A new paper published in the journal Nature has shown that the gut-to-brain activity of sweetness is specific to sugar molecules, but not artificial sweeteners. The sugar sensing pathway that was discovered by Charles Zuker, and his team, at Howard Hughes Medical Institute provides insight into the neural basis for sugar preferencing. Zuker urges us to separate the concept of “sugar” and “sweetness.” Stating that "Sweet is liking, sugar is wanting,” because, contrary to previous research, sugar affects the brain in ways that artificial sweeteners doesn’t.
Both animals and humans love sugar, as it triggers the brain’s reward system.
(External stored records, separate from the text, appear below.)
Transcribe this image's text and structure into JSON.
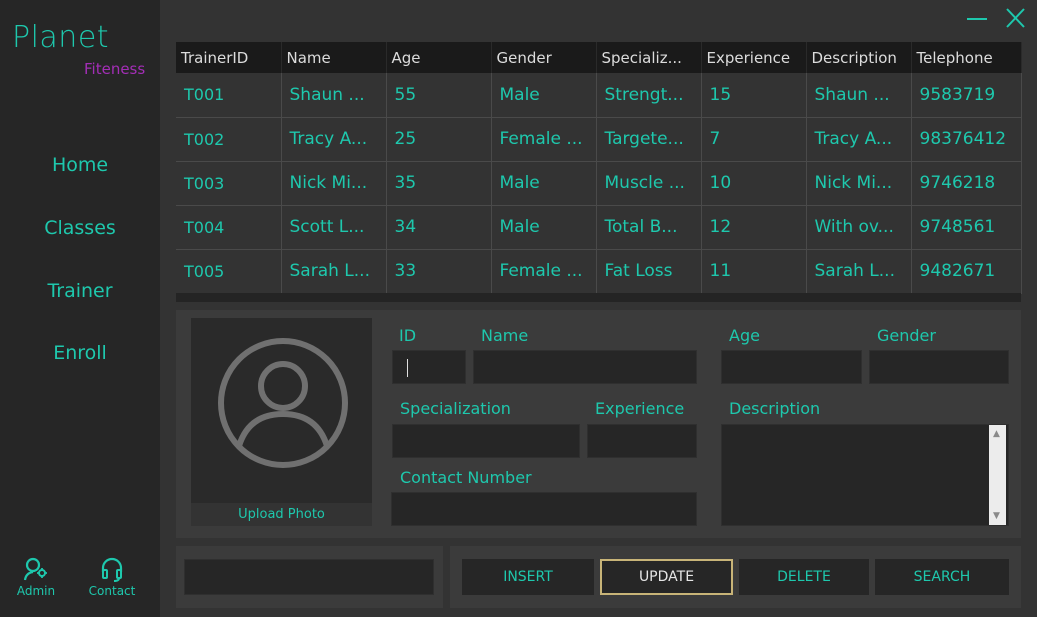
{
  "window": {
    "minimize_label": "Minimize",
    "close_label": "Close"
  },
  "sidebar": {
    "brand_main": "Planet",
    "brand_sub": "Fiteness",
    "nav": [
      {
        "label": "Home"
      },
      {
        "label": "Classes"
      },
      {
        "label": "Trainer"
      },
      {
        "label": "Enroll"
      }
    ],
    "footer": [
      {
        "label": "Admin",
        "icon": "admin-settings-icon"
      },
      {
        "label": "Contact",
        "icon": "headset-icon"
      }
    ]
  },
  "table": {
    "headers": [
      "TrainerID",
      "Name",
      "Age",
      "Gender",
      "Specializ...",
      "Experience",
      "Description",
      "Telephone"
    ],
    "rows": [
      [
        "T001",
        "Shaun ...",
        "55",
        "Male",
        "Strengt...",
        "15",
        "Shaun ...",
        "9583719"
      ],
      [
        "T002",
        "Tracy A...",
        "25",
        "Female ...",
        "Targete...",
        "7",
        "Tracy A...",
        "98376412"
      ],
      [
        "T003",
        "Nick Mi...",
        "35",
        "Male",
        "Muscle ...",
        "10",
        "Nick Mi...",
        "9746218"
      ],
      [
        "T004",
        "Scott L...",
        "34",
        "Male",
        "Total B...",
        "12",
        "With ov...",
        "9748561"
      ],
      [
        "T005",
        "Sarah L...",
        "33",
        "Female ...",
        "Fat Loss",
        "11",
        "Sarah L...",
        "9482671"
      ]
    ]
  },
  "form": {
    "upload_label": "Upload Photo",
    "id_label": "ID",
    "name_label": "Name",
    "age_label": "Age",
    "gender_label": "Gender",
    "specialization_label": "Specialization",
    "experience_label": "Experience",
    "description_label": "Description",
    "contact_label": "Contact Number",
    "id_value": "",
    "name_value": "",
    "age_value": "",
    "gender_value": "",
    "specialization_value": "",
    "experience_value": "",
    "description_value": "",
    "contact_value": ""
  },
  "search": {
    "value": ""
  },
  "actions": {
    "insert": "INSERT",
    "update": "UPDATE",
    "delete": "DELETE",
    "search": "SEARCH"
  },
  "colors": {
    "accent": "#1ec8ad",
    "brand_sub": "#a32eb6",
    "active_border": "#c8b478",
    "background": "#333333",
    "sidebar": "#262626"
  }
}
Previously Zuker’s studies found that sugar and artificial sweeteners trigger the same taste-sensing mechanism. This recent study questioned these findings by testing the difference between sugar and the artificial sweetener Acesulfame K (often used in diet soda). Using mouse models Zuker and his team offered sugar water and water with sweetener. Interestingly, at first the mice had no preference, but after two days they switched to exclusively drinking the sugar water.
To analyze why the mice had a preference for the sugar water, Zucker and his team analyzed their brain activity. They discovered the brain region that lights up when the mice consumed the sugar water. It was the the caudal nucleus of the solitary tract (cNST) which is located in the brain stem. And separate from the taste-sensing mechanisms. Zucker and his team traced the glucose-sensing pathway back to the gut and then through the vagus nerve to the brain. This pathway prefers glucose, ignoring artificial sweeteners and fructose. This pathway could have developed because glucose is a source of fuel for all life forms.
Zucker and his team are now looking at other systems and how they relate to the gut-to-brain sugar sensing pathway. He wants to identify ways to “help curtail our insatiable appetite for sugar."